In the same time period, the perennial problem of eliciting humoral immunity against HIV has to be cracked. Even if adenovirus vectors prove outstandingly effective, adding a broadly effective neutralizing antibody component to the vaccination regimen can only solidify protection.
Of course the field must also prepare for disappointment, and in such a scenario effective humoral immunity may prove even more crucial. As ever, novel vectors should continue to be identified and developed, perhaps ones that induce cellular immunity that is qualitatively different to that which is now induced. Those answers will come from further advances in basic immunology in many different systems, and HIV research must embrace and make partners of scientists in other disciplines. Advances in measuring and consequently understanding mucosal immunity will be important, as will insight into strategies to induce protective innate immunity. Better adjuvants and other innovative delivery strategies that will enhance the magnitude and duration of immune responses to practically useful levels are also needed.
The challenges remain as formidable as ever, so we must prepare for success but be equipped for a setback.

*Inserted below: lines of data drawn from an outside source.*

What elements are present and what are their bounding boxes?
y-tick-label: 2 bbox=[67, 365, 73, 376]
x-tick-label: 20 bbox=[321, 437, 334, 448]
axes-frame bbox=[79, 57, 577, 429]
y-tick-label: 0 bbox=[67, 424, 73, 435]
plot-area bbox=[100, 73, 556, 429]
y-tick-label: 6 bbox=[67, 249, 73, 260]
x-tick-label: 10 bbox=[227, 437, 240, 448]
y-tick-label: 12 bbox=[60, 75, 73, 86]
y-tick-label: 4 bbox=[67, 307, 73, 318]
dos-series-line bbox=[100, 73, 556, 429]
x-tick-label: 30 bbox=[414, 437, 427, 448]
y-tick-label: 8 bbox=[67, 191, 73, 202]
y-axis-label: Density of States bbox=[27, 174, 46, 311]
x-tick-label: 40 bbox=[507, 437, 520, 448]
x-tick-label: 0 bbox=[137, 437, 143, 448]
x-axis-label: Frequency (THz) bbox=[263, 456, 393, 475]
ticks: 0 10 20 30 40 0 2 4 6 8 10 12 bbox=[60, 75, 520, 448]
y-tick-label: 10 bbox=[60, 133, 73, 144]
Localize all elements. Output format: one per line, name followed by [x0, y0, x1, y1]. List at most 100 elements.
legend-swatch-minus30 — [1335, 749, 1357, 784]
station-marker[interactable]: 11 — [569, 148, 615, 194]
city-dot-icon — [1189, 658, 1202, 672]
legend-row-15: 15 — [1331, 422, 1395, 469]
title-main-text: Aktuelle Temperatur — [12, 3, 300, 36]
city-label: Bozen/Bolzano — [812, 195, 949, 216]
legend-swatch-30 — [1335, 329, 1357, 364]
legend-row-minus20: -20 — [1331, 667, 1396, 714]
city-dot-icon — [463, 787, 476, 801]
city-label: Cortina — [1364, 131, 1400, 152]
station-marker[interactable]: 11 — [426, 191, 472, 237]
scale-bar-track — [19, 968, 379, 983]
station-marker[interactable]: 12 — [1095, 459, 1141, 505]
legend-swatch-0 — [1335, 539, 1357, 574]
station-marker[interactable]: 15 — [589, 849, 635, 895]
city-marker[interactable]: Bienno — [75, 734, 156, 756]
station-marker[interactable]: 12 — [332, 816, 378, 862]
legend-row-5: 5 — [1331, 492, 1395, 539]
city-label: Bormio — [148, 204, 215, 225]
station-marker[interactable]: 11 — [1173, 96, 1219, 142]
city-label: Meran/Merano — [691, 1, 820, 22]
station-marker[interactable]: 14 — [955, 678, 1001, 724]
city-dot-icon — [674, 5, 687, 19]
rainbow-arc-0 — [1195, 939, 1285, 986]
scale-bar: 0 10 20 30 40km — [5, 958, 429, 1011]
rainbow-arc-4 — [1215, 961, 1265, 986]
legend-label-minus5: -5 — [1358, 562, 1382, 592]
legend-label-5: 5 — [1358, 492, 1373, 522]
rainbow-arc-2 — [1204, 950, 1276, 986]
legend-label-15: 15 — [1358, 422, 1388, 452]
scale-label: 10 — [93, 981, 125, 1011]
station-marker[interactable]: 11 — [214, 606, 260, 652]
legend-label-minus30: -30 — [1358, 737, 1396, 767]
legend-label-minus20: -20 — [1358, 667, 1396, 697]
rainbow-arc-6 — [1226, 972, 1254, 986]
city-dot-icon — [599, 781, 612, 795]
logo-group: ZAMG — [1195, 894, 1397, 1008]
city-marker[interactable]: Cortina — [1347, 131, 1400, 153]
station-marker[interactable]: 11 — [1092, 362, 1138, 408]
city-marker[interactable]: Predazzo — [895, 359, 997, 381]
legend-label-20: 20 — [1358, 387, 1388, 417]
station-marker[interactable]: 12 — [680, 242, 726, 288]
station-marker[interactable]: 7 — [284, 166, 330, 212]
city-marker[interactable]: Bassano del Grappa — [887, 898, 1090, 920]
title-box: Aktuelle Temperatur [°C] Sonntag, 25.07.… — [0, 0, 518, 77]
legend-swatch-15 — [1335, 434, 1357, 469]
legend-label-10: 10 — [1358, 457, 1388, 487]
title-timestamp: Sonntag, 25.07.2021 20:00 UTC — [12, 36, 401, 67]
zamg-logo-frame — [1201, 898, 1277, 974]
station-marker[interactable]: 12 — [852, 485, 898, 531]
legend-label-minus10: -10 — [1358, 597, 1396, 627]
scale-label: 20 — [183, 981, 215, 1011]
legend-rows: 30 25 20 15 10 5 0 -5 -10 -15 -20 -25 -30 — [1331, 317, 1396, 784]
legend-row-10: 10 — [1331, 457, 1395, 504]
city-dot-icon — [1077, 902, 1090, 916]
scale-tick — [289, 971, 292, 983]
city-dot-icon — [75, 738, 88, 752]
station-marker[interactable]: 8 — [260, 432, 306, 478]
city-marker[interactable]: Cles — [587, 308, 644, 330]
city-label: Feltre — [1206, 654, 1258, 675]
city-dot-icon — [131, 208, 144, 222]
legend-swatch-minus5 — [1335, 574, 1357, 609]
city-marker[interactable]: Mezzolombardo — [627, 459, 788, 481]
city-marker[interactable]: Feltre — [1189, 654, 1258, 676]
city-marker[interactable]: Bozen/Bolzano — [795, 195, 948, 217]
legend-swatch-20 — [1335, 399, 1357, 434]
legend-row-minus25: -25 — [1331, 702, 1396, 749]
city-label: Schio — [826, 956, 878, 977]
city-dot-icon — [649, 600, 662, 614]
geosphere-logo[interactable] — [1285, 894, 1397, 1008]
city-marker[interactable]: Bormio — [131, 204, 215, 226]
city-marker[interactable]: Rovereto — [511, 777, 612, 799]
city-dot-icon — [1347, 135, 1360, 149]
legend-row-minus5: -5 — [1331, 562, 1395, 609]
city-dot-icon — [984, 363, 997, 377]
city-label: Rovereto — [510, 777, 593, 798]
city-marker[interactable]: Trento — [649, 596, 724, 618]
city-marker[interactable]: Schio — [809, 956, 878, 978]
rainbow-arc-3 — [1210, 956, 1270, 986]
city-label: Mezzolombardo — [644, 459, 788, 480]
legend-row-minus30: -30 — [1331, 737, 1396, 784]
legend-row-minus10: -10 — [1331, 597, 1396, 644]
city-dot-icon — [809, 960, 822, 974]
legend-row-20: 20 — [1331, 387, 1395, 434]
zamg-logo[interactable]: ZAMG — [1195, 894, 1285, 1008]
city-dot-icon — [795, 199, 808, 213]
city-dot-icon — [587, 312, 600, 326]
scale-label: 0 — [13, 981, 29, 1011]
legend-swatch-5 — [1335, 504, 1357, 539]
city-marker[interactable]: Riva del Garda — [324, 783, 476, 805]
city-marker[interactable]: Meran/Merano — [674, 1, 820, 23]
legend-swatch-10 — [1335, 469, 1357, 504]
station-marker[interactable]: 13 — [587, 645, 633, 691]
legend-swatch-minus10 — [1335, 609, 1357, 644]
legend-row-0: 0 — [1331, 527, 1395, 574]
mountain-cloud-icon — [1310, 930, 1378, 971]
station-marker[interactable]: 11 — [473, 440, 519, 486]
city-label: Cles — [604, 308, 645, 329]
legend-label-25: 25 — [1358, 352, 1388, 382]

New-look IAVI Report print edition
We hope our readers will appreciate the newly re-designed IAVI Report print edition which reflects our aspiration to become more of a forum for the AIDS vaccine community. In order to engage as many readers as possible and serve the research community, as we move forward we will strive to increase the ‘harder’ scientific content to encompass the latest research and be a forum for analysis and debate of the issues that will ultimately lead us closer to realizing an effective preventive vaccine. We will now publish objective Review articles and more opinionated Perspective pieces from influential scientists and other leaders in the field on topics integral to AIDS vaccine research and associated disciplines.
This won’t come at the expense of accessibility; our aim is to appeal to a diverse range of readers, so that there will be something for all audiences, irrespective of their degree of scientific training. We hope that the more socially-inclined articles will help remind scientists why they are doing what they are doing, and that the more molecular biology- and immunology-oriented pieces will challenge non-scientists to increase their knowledge base.
To illustrate, this issue of IAVI Report focuses on topics related to the transmission of and early events after HIV infection, and features Review and Perspective articles in those areas. Melissa Pope writes about dendritic cell-dependent events immediately after HIV has breached the mucosal barrier; a better understanding of these events will provide insight into what may be a decisive window of opportunity to stamp out potential infection. Robin Shattock writes about the accelerating momentum in microbicide research, the difficulties that come with a growing field, and the parallels with other HIV/AIDS prevention and treatment initiatives.